In der UdSSR reagierte Parteichef Leonid Breschnew schockiert. 1981 ging Berlinguer noch einen Schritt weiter und verkündete offen den „Riss“ mit der Sowjetunion. Er öffnete die Kommunistische Partei Italiens für die neuen sozialen Bewegungen, die überall an Bedeutung gewannen (Frauen, Umwelt, Frieden). In der italienischen Innenpolitik tolerierte die KPI 1978 sogar für kurze Zeit eine von den Christdemokraten tolerierte Minderheitsregierung.

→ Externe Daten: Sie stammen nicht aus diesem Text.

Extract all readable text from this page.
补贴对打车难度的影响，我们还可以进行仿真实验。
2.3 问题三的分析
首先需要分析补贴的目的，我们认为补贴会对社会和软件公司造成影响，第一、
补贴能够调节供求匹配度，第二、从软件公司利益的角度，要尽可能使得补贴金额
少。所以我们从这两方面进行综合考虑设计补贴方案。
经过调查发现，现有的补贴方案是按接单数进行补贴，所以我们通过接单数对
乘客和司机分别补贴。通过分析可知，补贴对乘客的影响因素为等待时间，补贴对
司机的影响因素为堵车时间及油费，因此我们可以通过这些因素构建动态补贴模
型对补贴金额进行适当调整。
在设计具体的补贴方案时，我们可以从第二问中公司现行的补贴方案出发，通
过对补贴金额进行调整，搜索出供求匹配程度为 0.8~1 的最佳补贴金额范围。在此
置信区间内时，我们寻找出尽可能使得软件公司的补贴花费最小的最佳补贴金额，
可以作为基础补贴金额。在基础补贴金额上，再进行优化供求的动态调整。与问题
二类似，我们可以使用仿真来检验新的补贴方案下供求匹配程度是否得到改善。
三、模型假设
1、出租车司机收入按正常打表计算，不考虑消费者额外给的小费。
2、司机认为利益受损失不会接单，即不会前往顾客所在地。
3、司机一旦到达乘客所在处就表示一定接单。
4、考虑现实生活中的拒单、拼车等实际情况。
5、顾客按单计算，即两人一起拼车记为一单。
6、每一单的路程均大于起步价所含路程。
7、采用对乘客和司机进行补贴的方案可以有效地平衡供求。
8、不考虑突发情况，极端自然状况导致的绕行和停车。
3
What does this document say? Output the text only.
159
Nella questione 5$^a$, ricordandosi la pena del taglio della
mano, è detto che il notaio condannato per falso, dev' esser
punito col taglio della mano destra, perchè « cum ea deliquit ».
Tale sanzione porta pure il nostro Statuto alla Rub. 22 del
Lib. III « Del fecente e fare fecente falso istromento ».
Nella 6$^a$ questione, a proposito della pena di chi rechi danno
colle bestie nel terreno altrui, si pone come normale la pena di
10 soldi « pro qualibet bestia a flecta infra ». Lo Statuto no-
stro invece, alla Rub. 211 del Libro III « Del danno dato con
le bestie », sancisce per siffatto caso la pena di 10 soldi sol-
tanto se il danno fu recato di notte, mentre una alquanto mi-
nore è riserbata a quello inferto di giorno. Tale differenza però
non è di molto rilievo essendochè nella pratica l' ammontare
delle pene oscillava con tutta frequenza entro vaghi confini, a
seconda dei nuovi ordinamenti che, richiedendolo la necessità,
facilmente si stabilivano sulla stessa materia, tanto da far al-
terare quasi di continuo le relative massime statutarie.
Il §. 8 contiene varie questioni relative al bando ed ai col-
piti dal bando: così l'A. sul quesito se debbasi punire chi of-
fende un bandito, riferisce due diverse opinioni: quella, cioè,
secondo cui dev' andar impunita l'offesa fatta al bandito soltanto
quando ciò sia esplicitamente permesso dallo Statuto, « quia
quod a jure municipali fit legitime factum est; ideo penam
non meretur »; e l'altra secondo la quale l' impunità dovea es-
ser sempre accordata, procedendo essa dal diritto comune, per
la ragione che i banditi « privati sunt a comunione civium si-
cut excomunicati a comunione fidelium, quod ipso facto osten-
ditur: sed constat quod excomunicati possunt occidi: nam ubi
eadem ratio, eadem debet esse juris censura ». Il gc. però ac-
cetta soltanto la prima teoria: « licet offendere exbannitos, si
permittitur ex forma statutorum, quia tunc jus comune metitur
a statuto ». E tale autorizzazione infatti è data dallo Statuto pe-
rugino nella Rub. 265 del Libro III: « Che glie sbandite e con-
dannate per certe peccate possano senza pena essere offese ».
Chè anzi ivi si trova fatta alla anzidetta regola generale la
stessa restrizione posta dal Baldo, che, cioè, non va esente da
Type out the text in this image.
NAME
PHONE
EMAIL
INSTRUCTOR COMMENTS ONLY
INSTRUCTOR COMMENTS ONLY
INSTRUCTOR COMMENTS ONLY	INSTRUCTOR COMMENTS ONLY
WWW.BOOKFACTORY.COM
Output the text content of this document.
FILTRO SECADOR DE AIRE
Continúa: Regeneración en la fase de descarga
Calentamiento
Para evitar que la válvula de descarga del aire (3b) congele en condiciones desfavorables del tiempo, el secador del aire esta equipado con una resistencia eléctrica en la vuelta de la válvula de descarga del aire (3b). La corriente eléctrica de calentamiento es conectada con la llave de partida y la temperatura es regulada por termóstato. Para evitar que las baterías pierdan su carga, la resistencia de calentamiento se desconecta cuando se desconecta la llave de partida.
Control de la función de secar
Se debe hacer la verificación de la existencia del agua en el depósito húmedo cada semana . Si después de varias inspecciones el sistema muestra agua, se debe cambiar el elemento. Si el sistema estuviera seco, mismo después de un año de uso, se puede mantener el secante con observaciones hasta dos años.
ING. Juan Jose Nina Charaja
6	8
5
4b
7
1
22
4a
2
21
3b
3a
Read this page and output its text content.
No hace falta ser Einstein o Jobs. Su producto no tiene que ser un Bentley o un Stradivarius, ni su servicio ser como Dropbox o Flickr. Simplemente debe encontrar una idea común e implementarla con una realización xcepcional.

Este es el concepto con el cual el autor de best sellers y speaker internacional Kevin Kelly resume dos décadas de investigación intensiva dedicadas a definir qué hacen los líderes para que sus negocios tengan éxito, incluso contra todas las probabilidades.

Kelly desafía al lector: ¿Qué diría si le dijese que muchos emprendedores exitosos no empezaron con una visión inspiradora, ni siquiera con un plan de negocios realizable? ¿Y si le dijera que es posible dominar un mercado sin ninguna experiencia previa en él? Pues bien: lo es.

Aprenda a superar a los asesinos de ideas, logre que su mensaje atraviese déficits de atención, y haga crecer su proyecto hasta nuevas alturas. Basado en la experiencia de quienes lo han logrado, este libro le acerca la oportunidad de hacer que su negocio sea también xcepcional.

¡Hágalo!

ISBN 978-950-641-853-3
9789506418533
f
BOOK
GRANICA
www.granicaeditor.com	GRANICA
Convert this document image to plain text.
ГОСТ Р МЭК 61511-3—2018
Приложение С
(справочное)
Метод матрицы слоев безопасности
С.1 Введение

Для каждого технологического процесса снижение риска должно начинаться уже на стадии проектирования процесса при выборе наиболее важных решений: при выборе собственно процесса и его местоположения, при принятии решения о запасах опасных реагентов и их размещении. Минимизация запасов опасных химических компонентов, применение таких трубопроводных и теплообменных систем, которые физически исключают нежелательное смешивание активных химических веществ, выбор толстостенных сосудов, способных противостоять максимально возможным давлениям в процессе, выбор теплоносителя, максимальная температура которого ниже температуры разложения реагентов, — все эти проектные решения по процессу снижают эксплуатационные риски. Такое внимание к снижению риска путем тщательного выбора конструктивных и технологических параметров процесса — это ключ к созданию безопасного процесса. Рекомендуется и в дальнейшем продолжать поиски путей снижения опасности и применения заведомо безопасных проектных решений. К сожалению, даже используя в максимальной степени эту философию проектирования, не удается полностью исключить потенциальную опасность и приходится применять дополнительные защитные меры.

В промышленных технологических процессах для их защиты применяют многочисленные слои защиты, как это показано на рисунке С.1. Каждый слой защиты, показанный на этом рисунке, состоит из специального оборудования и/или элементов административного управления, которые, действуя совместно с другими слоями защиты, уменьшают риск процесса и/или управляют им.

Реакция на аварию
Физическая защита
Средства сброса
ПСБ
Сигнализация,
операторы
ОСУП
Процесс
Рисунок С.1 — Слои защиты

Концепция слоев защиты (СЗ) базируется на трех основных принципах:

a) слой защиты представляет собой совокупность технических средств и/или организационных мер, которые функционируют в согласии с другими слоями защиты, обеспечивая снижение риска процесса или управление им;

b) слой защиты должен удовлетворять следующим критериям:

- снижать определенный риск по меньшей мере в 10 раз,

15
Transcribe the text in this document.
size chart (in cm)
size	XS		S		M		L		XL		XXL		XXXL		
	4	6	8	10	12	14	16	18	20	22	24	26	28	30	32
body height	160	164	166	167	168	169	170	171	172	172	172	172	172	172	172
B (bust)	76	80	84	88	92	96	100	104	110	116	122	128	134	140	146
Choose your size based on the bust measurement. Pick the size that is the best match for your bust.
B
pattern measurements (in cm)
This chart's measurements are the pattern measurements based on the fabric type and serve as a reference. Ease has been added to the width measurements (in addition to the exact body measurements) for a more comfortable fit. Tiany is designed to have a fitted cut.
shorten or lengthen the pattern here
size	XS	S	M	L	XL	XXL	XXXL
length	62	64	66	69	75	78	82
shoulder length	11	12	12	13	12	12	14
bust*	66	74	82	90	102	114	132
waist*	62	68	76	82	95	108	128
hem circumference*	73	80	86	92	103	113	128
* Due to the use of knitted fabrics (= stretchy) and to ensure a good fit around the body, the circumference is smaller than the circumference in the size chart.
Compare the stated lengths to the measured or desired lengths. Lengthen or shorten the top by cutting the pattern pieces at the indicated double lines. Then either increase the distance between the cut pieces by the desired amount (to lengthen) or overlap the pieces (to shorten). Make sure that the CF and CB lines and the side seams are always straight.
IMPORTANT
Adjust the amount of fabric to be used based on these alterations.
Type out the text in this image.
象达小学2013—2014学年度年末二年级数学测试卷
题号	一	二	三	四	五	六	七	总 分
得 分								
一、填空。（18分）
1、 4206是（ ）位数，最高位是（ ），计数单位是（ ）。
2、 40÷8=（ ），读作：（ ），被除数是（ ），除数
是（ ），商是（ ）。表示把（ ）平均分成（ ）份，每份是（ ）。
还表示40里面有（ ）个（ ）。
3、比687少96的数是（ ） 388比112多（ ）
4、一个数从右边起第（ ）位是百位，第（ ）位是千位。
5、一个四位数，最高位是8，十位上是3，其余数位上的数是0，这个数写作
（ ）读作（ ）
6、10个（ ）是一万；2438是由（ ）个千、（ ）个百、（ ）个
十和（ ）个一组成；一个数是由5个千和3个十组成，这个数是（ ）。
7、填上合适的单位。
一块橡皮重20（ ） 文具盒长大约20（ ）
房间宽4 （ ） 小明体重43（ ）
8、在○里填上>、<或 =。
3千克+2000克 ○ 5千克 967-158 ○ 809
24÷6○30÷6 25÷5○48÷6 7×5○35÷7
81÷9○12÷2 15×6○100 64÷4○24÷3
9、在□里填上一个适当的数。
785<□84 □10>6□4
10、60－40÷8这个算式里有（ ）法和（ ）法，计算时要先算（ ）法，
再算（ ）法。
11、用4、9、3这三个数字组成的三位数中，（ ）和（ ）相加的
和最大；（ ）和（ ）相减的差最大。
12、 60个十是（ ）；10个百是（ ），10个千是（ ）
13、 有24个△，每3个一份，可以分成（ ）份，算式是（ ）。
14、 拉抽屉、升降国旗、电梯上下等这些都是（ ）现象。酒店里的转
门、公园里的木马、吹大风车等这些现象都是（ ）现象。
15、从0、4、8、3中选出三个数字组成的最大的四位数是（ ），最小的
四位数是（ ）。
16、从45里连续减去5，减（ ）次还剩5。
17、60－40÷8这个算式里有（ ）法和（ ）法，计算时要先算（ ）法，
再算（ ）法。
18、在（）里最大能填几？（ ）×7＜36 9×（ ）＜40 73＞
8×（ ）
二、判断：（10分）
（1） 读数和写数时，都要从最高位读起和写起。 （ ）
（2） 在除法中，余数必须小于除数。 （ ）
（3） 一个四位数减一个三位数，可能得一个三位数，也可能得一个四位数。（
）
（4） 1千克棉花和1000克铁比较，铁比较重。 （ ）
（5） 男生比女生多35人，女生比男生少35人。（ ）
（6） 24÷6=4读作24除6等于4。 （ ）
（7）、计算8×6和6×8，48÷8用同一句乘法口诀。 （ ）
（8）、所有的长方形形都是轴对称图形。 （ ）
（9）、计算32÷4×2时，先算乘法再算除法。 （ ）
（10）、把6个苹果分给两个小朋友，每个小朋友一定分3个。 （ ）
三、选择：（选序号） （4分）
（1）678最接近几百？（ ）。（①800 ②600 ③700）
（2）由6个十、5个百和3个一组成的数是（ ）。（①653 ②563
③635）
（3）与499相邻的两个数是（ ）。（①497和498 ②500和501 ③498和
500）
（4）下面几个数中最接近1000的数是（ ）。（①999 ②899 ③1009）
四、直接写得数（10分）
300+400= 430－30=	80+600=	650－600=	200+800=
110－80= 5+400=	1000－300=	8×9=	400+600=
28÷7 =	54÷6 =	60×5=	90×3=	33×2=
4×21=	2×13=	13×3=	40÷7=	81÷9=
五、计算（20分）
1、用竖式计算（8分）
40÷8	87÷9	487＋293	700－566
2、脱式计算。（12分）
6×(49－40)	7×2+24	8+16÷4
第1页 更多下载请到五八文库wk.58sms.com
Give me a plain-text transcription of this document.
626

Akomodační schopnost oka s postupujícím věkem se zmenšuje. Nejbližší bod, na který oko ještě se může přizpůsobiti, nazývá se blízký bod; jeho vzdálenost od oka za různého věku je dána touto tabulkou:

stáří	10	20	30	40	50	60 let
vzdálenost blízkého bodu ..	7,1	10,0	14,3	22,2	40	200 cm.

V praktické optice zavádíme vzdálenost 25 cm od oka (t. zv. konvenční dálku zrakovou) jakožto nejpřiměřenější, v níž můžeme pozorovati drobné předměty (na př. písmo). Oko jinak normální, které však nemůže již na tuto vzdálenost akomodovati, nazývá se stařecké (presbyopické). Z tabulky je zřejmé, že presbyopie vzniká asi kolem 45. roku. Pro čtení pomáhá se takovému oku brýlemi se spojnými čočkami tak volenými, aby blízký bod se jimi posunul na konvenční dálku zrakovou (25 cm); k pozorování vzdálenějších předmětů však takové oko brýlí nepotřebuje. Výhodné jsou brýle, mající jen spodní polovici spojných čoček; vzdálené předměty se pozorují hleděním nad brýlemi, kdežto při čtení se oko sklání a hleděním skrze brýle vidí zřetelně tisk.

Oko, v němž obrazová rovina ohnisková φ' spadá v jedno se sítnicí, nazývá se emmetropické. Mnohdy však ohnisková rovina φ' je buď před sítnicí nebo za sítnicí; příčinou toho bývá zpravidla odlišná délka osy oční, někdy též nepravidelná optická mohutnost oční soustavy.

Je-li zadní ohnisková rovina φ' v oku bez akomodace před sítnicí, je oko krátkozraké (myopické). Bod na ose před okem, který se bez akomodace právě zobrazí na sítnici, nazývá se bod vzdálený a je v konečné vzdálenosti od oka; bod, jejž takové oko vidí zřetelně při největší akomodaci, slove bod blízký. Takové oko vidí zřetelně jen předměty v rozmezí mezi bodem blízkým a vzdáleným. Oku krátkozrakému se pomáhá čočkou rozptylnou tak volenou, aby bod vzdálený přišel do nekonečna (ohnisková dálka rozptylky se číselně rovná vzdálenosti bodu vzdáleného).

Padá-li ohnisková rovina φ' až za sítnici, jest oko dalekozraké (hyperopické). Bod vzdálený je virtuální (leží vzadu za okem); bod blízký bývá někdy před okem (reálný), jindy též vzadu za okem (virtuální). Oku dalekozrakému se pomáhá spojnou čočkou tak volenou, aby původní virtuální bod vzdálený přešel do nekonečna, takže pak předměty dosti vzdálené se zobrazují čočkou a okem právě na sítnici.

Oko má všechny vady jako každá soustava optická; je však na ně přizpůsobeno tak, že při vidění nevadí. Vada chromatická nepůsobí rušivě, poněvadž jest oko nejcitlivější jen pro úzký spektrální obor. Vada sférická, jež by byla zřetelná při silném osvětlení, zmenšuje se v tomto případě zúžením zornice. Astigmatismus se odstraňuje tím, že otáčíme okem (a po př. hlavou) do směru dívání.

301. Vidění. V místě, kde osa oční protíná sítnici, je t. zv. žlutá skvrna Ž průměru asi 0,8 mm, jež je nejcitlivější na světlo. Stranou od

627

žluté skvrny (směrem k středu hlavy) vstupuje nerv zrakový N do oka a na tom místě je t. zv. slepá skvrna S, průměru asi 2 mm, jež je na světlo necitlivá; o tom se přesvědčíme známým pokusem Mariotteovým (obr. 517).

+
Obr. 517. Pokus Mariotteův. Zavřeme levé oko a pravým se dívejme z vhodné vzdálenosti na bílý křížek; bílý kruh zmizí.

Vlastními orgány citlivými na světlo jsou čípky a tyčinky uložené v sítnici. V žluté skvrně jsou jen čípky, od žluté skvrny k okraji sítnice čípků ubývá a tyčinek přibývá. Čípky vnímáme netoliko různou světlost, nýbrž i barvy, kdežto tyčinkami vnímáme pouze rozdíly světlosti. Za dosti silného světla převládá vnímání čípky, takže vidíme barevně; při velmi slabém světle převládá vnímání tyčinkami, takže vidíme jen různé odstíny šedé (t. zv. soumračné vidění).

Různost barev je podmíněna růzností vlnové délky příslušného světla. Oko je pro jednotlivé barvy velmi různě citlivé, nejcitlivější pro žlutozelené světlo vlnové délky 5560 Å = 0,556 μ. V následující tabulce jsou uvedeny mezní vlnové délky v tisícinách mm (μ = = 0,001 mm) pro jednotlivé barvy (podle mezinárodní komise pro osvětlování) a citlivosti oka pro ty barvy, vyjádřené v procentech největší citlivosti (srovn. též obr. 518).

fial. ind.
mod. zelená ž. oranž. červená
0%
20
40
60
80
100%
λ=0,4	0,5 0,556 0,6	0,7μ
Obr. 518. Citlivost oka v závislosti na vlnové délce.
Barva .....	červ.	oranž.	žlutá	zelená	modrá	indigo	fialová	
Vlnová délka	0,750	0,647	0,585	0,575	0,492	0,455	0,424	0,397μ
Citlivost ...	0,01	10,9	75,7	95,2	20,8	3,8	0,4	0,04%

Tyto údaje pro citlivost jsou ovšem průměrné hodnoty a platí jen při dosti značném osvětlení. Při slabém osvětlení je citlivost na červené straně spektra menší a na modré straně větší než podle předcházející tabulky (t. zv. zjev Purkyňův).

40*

Die Ermordung Aldo Moros zerstörte alle Hoffnungen auf einen historischen Kompromiss

Doch dann wurde der Parteiführer der DC, Aldo Moro, von den „Roten Brigaden“ entführt und ermordet. Es war das Ende aller Hoffnungen auf den „historischen Kompromiss“. Bereits 1979 ging die KPI wieder in die Opposition. In der Kommunistischen Partei waren Berlinguers Positionen immer umstrittener. 1983 erlitt er eine heftige Niederlage, als er Vertreterinnen der unabhängigen Frauenbewegung Positionen auf der offiziellen KPI-Liste einräumen wollte. Auch die von ihm geplante weitere Annäherung an die Sozialistische Partei gelang nicht. Es gab organisierte Proteste, als er beim Kongress der Sozialisten sprach. Makabererweise zeigte sich aber nach seinem Tod, wie populär Berlinguer war. Mehr als 1,5 Millionen Menschen nahmen am 13. Juni 1984 an den Begräbnisfeierlichkeiten in Rom teil.

Was lässt sich für heute lernen aus dem politischen Kampf dieses außergewöhnlichen Kommunisten, nicht nur für die Linke in Italien? Die KPI erlebte nach seinem Tod einen Niedergang, benannte sich nach dem Ende der Sowjetunion Anfang 1991 in Partito Democratico della Sinistra (PDS) um. Die ging dann 2007 mit anderen Gruppen in der Partito Democratico (PD) auf. Das politische System Italiens zerfiel in immer neue Bewegungen, die traditionsreichen Christdemokraten verschwanden.

Berlinguers Leitsatz hieß: „Wir müssen Konservative und Revolutionäre sein.“ Also offen für Veränderungen. Nur wenn es der Linken gelinge, neue soziale Bewegungen zu integrieren, werde sie überleben und gestärkt werden. 1983 begrüßte er die Frauenbewegung als „neue historische Kraft“ und kritisierte den „Machismo“ in der KPI.

Er nahm Kontakt nach allen Seiten auf - auch zur Industrie

Er plädierte für einen Dialog mit anderen demokratischen Kräften, suchte das Gespräch mit dem mächtigen Industrieverband. Zugleich plädierte er für kämpferische Gewerkschaften und griff den sozialistischen Ministerpräsidenten Bettino Craxi scharf an, als der 1984 Löhne und Gehälter nicht mehr an den Anstieg der Lebenshaltungskosten koppeln wollte.

International trat der KPI-Chef als entschiedener Gegner von Krieg und Aufrüstung auf, grenzte sich von UdSSR wie USA als imperialen Mächten ab. Klar wandte er sich 1979 gegen den Einmarsch der UdSSR in Afghanistan, sprach im Februar 1980 vor 200 000 Menschen bei einer Friedenskundgebung. Noch 1983 versuchte er, eine internationale Abrüstungskonferenz zu organisieren. Eine geplante Reise in die USA kam nicht mehr zustande. Doch das politische Erbe von Enrico Berlinguer bleibt wichtig.